Mr. Henderson has also been researching rabbit warrens and was kind enough to send me a paper he has written on this subject and to give permission for me to quote from it. It is not generally known that there were managed rabbit warrens as well as hare warrens, and a few details from the research may be of interest to members of NAS.
Although rabbits and hares were both early natives of the British Isles, rabbits became extinct over 10,000 years ago during the Ice Ages: in fact, they became extinct throughout Europe except in the milder regions of the Iberian peninsula, which led the Romans to refer to it as the rabbit-teeming Spanish Peninsula. The animal was appreciated by the Romans for its meat and its fur; rabbit rissole was higher on their menus than chicken. Rabbits were kept in warrens and use of these spread steadily through much of western Europe, although they did not arrive in Britain until the Normans introduced them in the 11th or 12th centuries. The animals were known as coneys, although the young ones were called rabbits and this name eventually took over. However, coney is still used in statutes and in heraldry. ‘Warren’ or ‘coney’ in place names can indicate one-time managed rabbit populations.

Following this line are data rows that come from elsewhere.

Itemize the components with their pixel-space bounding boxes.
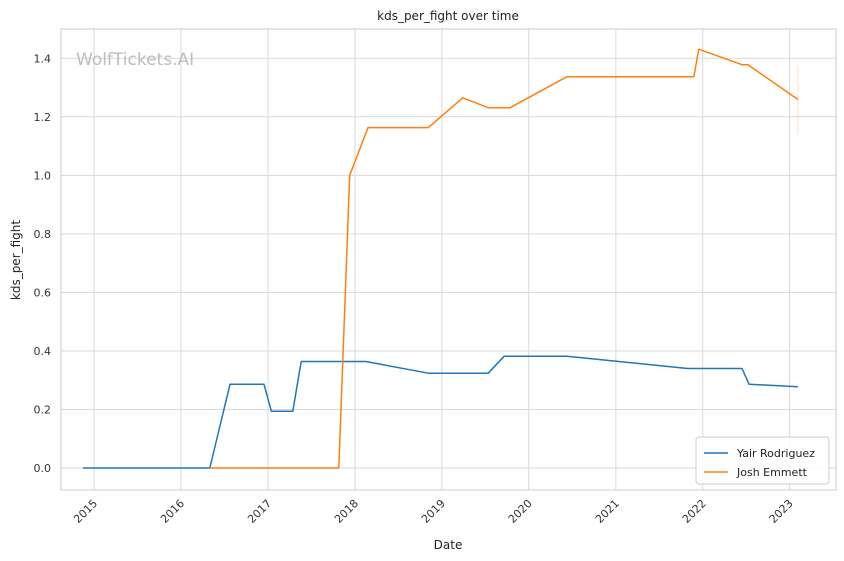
x-tick-label: 2017 [245, 497, 274, 526]
y-tick-label: 0.2 [34, 404, 52, 417]
y-tick-label: 0.6 [34, 286, 52, 299]
y-tick-label: 1.4 [34, 52, 52, 65]
x-tick-label: 2015 [71, 497, 100, 526]
series-line-yair-rodriguez [82, 355, 798, 469]
y-tick-label: 0.8 [34, 228, 52, 241]
series-line-josh-emmett [209, 48, 799, 469]
series-lines [82, 48, 799, 469]
plot-frame [60, 28, 837, 491]
x-tick-label: 2023 [767, 497, 796, 526]
y-tick-label: 1.0 [34, 169, 52, 182]
x-axis-title: Date [434, 538, 463, 552]
legend-box [695, 436, 830, 485]
y-tick-label: 0.0 [34, 462, 52, 475]
x-tick-label: 2019 [419, 497, 448, 526]
watermark: WolfTickets.AI [76, 50, 194, 70]
y-tick-label: 1.2 [34, 111, 52, 124]
legend-label-josh-emmett: Josh Emmett [736, 466, 808, 479]
x-tick-label: 2016 [158, 497, 187, 526]
y-axis-title: kds_per_fight [9, 220, 23, 301]
chart-title: kds_per_fight over time [377, 9, 519, 23]
x-tick-label: 2021 [593, 497, 622, 526]
x-tick-label: 2018 [332, 497, 361, 526]
plot-area [61, 29, 836, 490]
legend-label-yair-rodriguez: Yair Rodriguez [736, 447, 815, 460]
grid-lines [61, 29, 836, 490]
x-tick-label: 2020 [506, 497, 535, 526]
x-tick-label: 2022 [680, 497, 709, 526]
y-tick-label: 0.4 [34, 345, 52, 358]
legend: Yair Rodriguez Josh Emmett [695, 436, 830, 485]
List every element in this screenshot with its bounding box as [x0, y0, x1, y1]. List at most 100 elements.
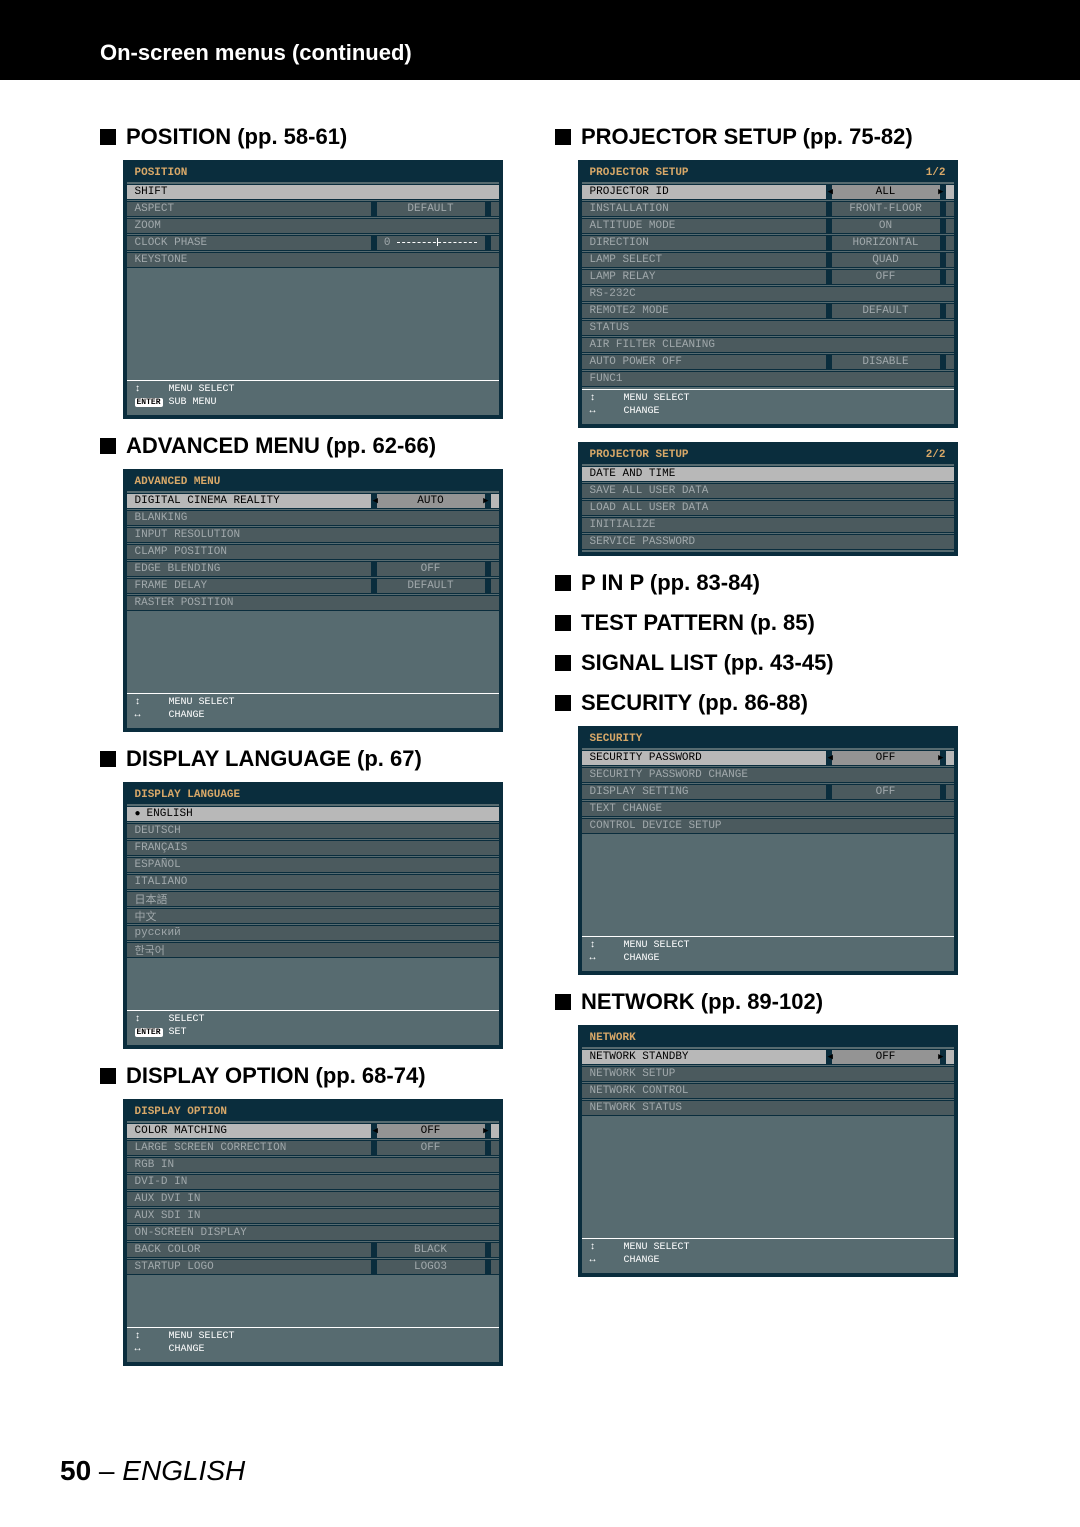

Warrens were mainly situated on land of low fertility, particularly sandy, gravelly or heathland areas. The boundary walls would be built of stone where it was available. For obvious reasons the walls of rabbit warrens did not need to be as high as those of hare warrens. Mounds of soft or gravelly earth were made inside the warren for the rabbits to burrow in and often provide archaeological evidence of the site of a rabbit warren. Several such sites are known on Box Hill. A large warren could be of sufficient economic importance to justify building a lodge for a warrener to live in. His job was to look after the rabbits and deter poachers.
The hares raised in warrens were mainly for sporting purposes, whereas rabbits were sold for their meat and their fur. There was a limited use of rabbits for sport, but an animal that tends to stop and give itself up when pursued is not an ideal beast of the chase.